Here is a situation most engineering leaders recognize. You roll out AI coding tools. Features ship faster. Developers are more productive. Then, a few months in, you realize something unexpected: the engineers you most wanted to free up are busier than ever. They are reviewing PRs, firefighting regressions, juggling a dozen half-shipped features and the edge cases that came with each one.
AI made them more efficient. It also made them ten times more busy.
The bottleneck did not disappear. It moved. And it moved to exactly the place most teams are least equipped to handle quickly: verification.
This is the problem that CI/CD, in its current form, is not set up to solve on its own. CI/CD is a delivery mechanism. It runs what you give it. If you give it a pipeline that still depends on humans to write tests, review logic, and triage failures, adding AI on the generation side just means the human verification step gets hit harder. You are filling a faster funnel into the same narrow drain.
The fix is not to slow down the generation side. It is to close the loop on the verification side, and to do it inside the pipeline where it actually belongs.
Testing That Waits Is Testing That Fails
The traditional model treats testing as a phase: you write the feature, you test it, then you ship it. That sequencing made sense when features shipped slowly enough for each step to happen on a human timeline. It does not hold when your coding agent can produce a hundred PRs in the time it used to take a developer to write one.
What you get instead is a backlog. Tests that nobody has time to write. Suites that nobody has time to maintain. A regression that surfaces in production because the team was moving too fast to catch it earlier. Or, on the other side, a deliberate slowdown, where teams cap how fast they ship because quality cannot keep up with output.
Neither outcome is acceptable. And yet most teams have been forced to choose between the two.
The alternative is to make testing continuous rather than sequential: test generation, execution, and repair happening automatically at every stage of the pipeline, triggered by the same commits and PRs that already drive your delivery workflow. Not a separate tool someone opens when they have time. Something that runs whether or not anyone asks it to.
The Gap Inside the Pipeline
There is a deeper reason why testing needs to live inside CI/CD, and it has to do with what software actually is in production.
Code is a small piece of it. The real system is code running against database states, third-party API behavior, configuration values, permission layers, cached data, and the unpredictable patterns of real users doing things the developers did not plan for. That environment is what determines whether software works. And tests that only look at code in isolation, without modeling that environment, will miss exactly the bugs that cost the most.
The CrowdStrike outage in July 2024 is the clearest example of what this looks like at scale. A sensor configuration template and the sensor code were each individually valid. Their interaction, a mismatch in field counts that only existed at runtime, crashed 8.5 million Windows machines. Every individual component passed its tests. The failure lived in the space between them.
That space is what verification needs to reach. It requires testing against a simulation of the real environment, not just a reading of the code. And that simulation has to be continuous, running on every commit, not waiting for a scheduled test run or a manual trigger.

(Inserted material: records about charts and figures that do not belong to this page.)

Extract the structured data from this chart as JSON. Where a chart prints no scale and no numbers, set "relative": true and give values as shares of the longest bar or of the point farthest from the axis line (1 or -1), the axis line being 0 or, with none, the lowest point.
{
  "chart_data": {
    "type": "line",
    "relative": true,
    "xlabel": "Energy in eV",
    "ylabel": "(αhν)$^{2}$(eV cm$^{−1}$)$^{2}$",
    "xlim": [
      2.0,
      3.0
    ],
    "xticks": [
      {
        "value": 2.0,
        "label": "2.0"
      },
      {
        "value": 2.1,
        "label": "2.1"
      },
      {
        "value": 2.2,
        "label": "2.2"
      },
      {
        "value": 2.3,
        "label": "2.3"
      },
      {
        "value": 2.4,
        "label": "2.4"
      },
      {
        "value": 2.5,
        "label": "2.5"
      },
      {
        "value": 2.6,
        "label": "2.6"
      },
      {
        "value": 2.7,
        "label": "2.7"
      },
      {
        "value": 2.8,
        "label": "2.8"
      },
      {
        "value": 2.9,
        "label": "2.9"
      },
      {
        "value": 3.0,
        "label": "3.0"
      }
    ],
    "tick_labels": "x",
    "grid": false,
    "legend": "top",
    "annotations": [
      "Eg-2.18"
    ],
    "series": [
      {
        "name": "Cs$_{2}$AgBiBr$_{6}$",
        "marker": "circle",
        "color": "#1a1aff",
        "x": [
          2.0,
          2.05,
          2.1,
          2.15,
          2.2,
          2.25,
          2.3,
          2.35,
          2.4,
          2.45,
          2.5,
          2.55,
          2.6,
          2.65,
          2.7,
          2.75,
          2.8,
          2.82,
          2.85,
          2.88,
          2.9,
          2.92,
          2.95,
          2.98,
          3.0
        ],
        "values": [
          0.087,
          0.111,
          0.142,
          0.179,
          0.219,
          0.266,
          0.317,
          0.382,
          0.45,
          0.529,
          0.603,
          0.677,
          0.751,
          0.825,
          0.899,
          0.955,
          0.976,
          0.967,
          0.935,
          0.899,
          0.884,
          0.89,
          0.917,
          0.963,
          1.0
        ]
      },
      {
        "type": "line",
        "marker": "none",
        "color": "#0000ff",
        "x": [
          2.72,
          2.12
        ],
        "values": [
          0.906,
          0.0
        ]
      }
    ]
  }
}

What This Looks Like in Practice
When testing is embedded in CI/CD, every PR gets executed before anyone reviews it. Not code-reviewed, which tells you whether the logic looks right. Executed, which tells you whether it actually works. Targeted tests are generated against exactly the code that changed, infrastructure is set up automatically, and the results come back before the PR reaches a human reviewer. The prompt-test-prompt cycle that eats engineering time either goes away entirely or runs between machines.

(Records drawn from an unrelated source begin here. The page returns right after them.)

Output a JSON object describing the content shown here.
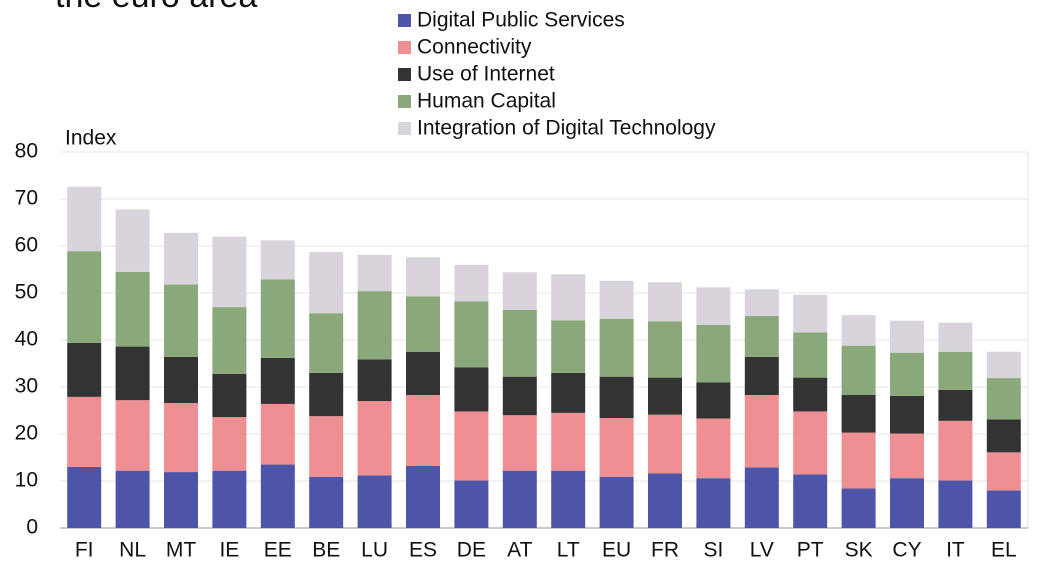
{
  "chart_data": {
    "type": "stacked_bar",
    "title": "the euro area",
    "ylabel": "Index",
    "categories": [
      "FI",
      "NL",
      "MT",
      "IE",
      "EE",
      "BE",
      "LU",
      "ES",
      "DE",
      "AT",
      "LT",
      "EU",
      "FR",
      "SI",
      "LV",
      "PT",
      "SK",
      "CY",
      "IT",
      "EL"
    ],
    "series": [
      {
        "name": "Digital Public Services",
        "color": "#4e55a8",
        "values": [
          13,
          12.2,
          11.9,
          12.2,
          13.5,
          10.9,
          11.2,
          13.2,
          10.1,
          12.2,
          12.2,
          10.9,
          11.6,
          10.6,
          12.9,
          11.4,
          8.4,
          10.6,
          10.1,
          8
        ]
      },
      {
        "name": "Connectivity",
        "color": "#ee8f94",
        "values": [
          14.9,
          15,
          14.7,
          11.4,
          12.9,
          12.9,
          15.8,
          15.1,
          14.7,
          11.8,
          12.3,
          12.5,
          12.5,
          12.7,
          15.4,
          13.4,
          11.9,
          9.5,
          12.7,
          8.1
        ]
      },
      {
        "name": "Use of Internet",
        "color": "#333333",
        "values": [
          11.5,
          11.4,
          9.8,
          9.2,
          9.8,
          9.2,
          8.9,
          9.2,
          9.4,
          8.2,
          8.5,
          8.8,
          7.9,
          7.7,
          8.1,
          7.2,
          8,
          8,
          6.6,
          7
        ]
      },
      {
        "name": "Human Capital",
        "color": "#8aa87a",
        "values": [
          19.5,
          15.9,
          15.4,
          14.2,
          16.7,
          12.7,
          14.5,
          11.8,
          14,
          14.2,
          11.2,
          12.3,
          12,
          12.2,
          8.7,
          9.6,
          10.5,
          9.2,
          8.1,
          8.8
        ]
      },
      {
        "name": "Integration of Digital Technology",
        "color": "#d9d4dc",
        "values": [
          13.7,
          13.3,
          11,
          15,
          8.3,
          13,
          7.7,
          8.3,
          7.8,
          8,
          9.8,
          8.1,
          8.3,
          8,
          5.7,
          8,
          6.5,
          6.8,
          6.2,
          5.6
        ]
      }
    ],
    "ylim": [
      0,
      80
    ],
    "yticks": [
      0,
      10,
      20,
      30,
      40,
      50,
      60,
      70,
      80
    ],
    "grid": true
  }
}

Coverage evolves as the product does. The agent maps your application, generates production-ready tests, and updates them when things change. Teams that previously spent weeks building and maintaining test suites get that time back.

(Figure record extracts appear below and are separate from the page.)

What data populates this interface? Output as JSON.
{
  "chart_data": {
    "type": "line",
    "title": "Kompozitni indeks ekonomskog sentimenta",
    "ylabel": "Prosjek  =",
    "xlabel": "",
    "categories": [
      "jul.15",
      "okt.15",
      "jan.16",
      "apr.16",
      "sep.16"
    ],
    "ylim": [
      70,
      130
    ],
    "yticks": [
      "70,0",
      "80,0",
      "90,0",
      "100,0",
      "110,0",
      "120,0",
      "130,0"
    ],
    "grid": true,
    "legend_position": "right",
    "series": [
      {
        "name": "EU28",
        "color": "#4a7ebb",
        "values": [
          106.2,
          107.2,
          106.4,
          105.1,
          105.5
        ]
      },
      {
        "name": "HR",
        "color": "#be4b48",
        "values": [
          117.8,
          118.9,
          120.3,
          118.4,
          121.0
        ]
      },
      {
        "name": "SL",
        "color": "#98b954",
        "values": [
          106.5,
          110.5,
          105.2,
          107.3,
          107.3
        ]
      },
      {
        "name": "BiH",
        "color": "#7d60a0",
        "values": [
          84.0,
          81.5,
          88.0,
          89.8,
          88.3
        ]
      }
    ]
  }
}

API changes, which tend to ripple in unexpected ways, get verified against real endpoint behavior, not just schema validation.
The result is that quality becomes a property of the pipeline rather than a checkpoint at the end of it. By the time a PR reaches production, it has already been tested in conditions close to what it will actually face.
The Real Unlock
AI coding tools deliver their full value when the loop is closed. Writing code faster only compounds if shipping code is also faster, and shipping code faster only compounds if you have confidence in what you are shipping.
Closing that gap does not require changing your stack. It requires adding a layer to the pipeline you already have, one that runs continuously, covers every layer of testing, and makes verification as fast as generation.
That is the pipeline that unlocks what AI coding was actually supposed to deliver.